We've pursued a big skill-based shift, we're driving a big role-based architecture change. There's massive changes we're driving in terms of how we deliver content. I would love to see more learning leaders who find themselves with the skill set and the mentality of product leaders, because that's ultimately what we do. We run organizations that deliver a product to a constituent. It may not be the thing that we sell. We need to exist at the confluence of desirability, feasibility and viability, just like any product leader. I do hope that is a lasting change at SAP, and that it is seen elsewhere.
Hull: The key measure of success for me will be that we get to a place where we can genuinely match people to jobs based on their skill sets – that people feel these are good matches, that the organisation feels these are good matches, and we can then speed up that matching, and it can become the death of succession planning and all the work that goes into that. In fact, that would be a good measure of success. So we no longer have any succession planning, we literally just let the matching happen and we create this talent marketplace based on skills.

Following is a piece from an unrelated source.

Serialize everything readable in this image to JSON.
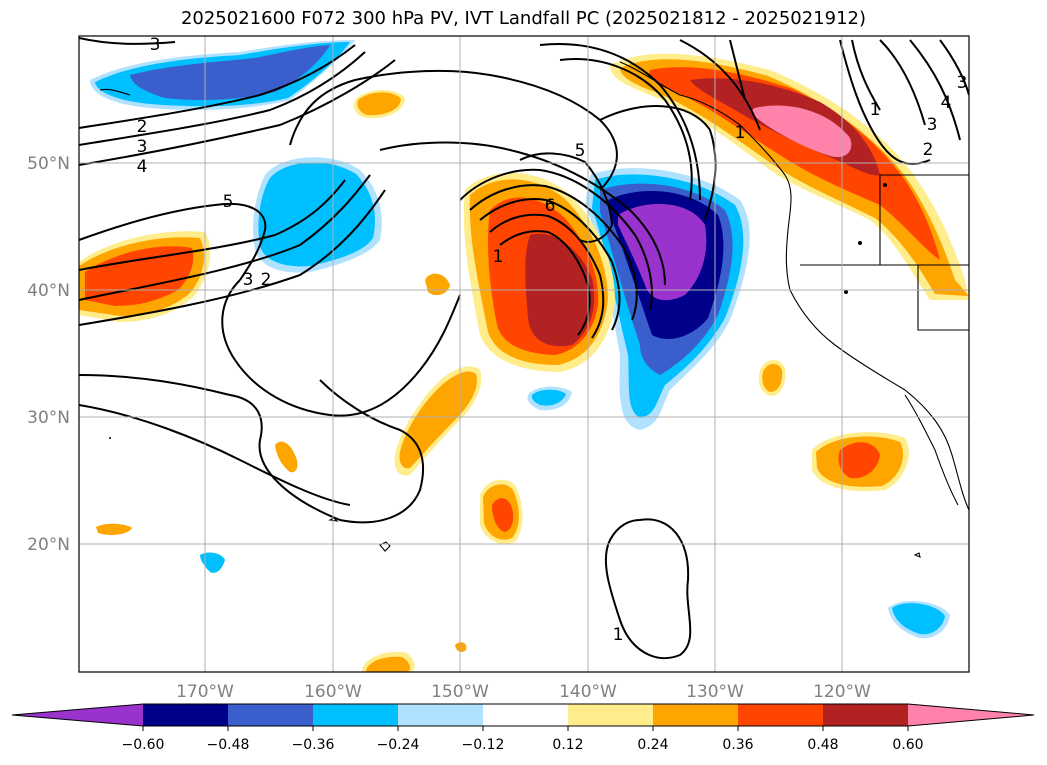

What advice do you have for someone looking to move into a similar role?
Wessel: I'd say jump and find your wings on the way down. The most important thing is to make sure that you're learner-focused. If you're passionate about this and you focus on what the right outcome is for your learners, you will have a massive impact. You need to have awareness of the changing world of work and be willing to test things out. You need to be willing to ask questions about why something's working and why it's not. But it's that same learner-focused mindset that will make you successful.
Hull: Whenever I look at people coming into learning, I want to know that they have a genuine passion and a hunger for learning and development. If you are just doing it to tick a box, that's not going to be enough. You need to have constant curiosity and hunger to learn yourself, because that's what you are wanting to inculcate in others. The other thing is that how learning is designed is a real skill and an art. There's a magic and a science to it. How do you make it relevant in your context? How do you create an environment where people get that surprise factor that makes them remember things? So learning design is another core part of the role, and you've got to be able to interrogate your team's learning design work to make sure that's there. The third piece is you've got to be able to think beyond the causes and resources to that environment, to the network, to the enabling characteristics that you are putting in place within your organization.
From learning infrastructure, to the technology infrastructure, to the mentoring and coaching environment, to the support from leaders, with leaders as teachers. So you've got to have a real passion and a bit of acumen in that space, as well as a good network within the organization to get that side of things to happen.